The three main Web3 naming systems
- ENS — Ethereum Name Service (.eth). The largest and most established. ENS maps a readable name to an Ethereum address and other records. .eth names renew with a small annual fee; ENS can also attach to real DNS TLDs that opt in.
- Handshake (HNS). A decentralised alternative root — instead of selling one extension, Handshake lets people own top-level names on its own blockchain root. Resolving Handshake names needs special resolvers or gateways.
- Unstoppable Domains. A commercial issuer of NFT domains across extensions such as .crypto, .nft, .wallet, .x, .dao and .888. Sold as one-time purchases, primarily for wallet addressing.
Web3 naming systems at a glance
How the main blockchain naming options compare. None of these are ICANN top-level domains, and none resolve in standard browsers without extra support.

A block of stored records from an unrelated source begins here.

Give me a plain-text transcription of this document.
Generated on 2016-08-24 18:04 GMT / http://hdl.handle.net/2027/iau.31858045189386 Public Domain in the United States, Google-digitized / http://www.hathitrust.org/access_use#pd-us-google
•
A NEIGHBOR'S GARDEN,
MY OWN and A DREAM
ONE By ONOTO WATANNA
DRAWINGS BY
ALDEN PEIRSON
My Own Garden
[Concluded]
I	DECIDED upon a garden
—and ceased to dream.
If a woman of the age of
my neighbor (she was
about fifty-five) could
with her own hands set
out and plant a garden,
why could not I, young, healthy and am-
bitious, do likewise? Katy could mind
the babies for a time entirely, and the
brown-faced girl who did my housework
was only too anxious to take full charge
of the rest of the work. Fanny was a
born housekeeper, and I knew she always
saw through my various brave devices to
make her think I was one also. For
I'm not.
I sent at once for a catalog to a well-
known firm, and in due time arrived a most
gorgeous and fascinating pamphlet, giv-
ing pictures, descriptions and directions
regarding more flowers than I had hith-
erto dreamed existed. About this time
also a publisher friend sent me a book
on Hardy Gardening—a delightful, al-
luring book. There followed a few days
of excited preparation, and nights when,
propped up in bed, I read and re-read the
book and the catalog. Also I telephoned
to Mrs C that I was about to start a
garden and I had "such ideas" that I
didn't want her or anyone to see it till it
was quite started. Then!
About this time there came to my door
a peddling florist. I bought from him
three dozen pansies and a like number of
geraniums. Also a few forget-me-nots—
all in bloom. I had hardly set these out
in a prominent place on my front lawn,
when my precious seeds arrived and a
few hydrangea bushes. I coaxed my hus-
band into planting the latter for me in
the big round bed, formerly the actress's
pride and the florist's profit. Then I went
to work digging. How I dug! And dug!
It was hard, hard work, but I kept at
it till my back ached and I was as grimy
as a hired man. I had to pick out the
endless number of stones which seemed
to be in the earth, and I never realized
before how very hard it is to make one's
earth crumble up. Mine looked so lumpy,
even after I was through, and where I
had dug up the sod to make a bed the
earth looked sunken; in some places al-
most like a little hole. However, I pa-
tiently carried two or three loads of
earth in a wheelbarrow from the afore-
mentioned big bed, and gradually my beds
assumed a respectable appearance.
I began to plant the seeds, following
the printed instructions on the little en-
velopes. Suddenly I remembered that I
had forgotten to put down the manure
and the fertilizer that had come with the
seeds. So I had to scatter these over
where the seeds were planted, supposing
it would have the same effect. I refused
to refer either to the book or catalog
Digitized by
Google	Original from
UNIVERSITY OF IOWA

| System | Examples | Model | Resolves in normal browsers? |
|---|---|---|---|
| ENS | name.eth | Ethereum names; small annual fee; wallet + records. | No (needs gateway/extension) |
| Handshake | name/ (own root TLDs) | Decentralised alternative root; own the TLD itself. | No (needs HNS resolver) |
| Unstoppable | name.crypto, name.nft, name.x | One-time NFT purchase; mainly wallet addressing. | No (app/extension support only) |
| ICANN DNS (for contrast) | name.com, name.io | Annual registration in the global root zone. | Yes — everywhere, by default |
Last updated 20 June 2026 · Web3 naming is fast-moving and support varies by wallet, browser and app. Always verify current resolution before relying on a blockchain name.
Are Web3 TLDs worth it?
It depends entirely on what you want. As a crypto-native identity — a memorable handle for a wallet, a profile, an on-chain presence — a Web3 name like .eth is genuinely useful and increasingly recognised inside crypto apps. As a website address to replace a .com, it falls short today: no default browser resolution, fragmented support, potential ICANN clashes, and a speculative, volatile market. The pragmatic stance for most people is both-and: keep a real domain from the standard TLD list for your site and email, and add a Web3 name only if you operate on-chain. If you are drawn to Web3 mainly for the short, brandable feel, a real short extension like .io, .xyz or .ai gives you that with universal support.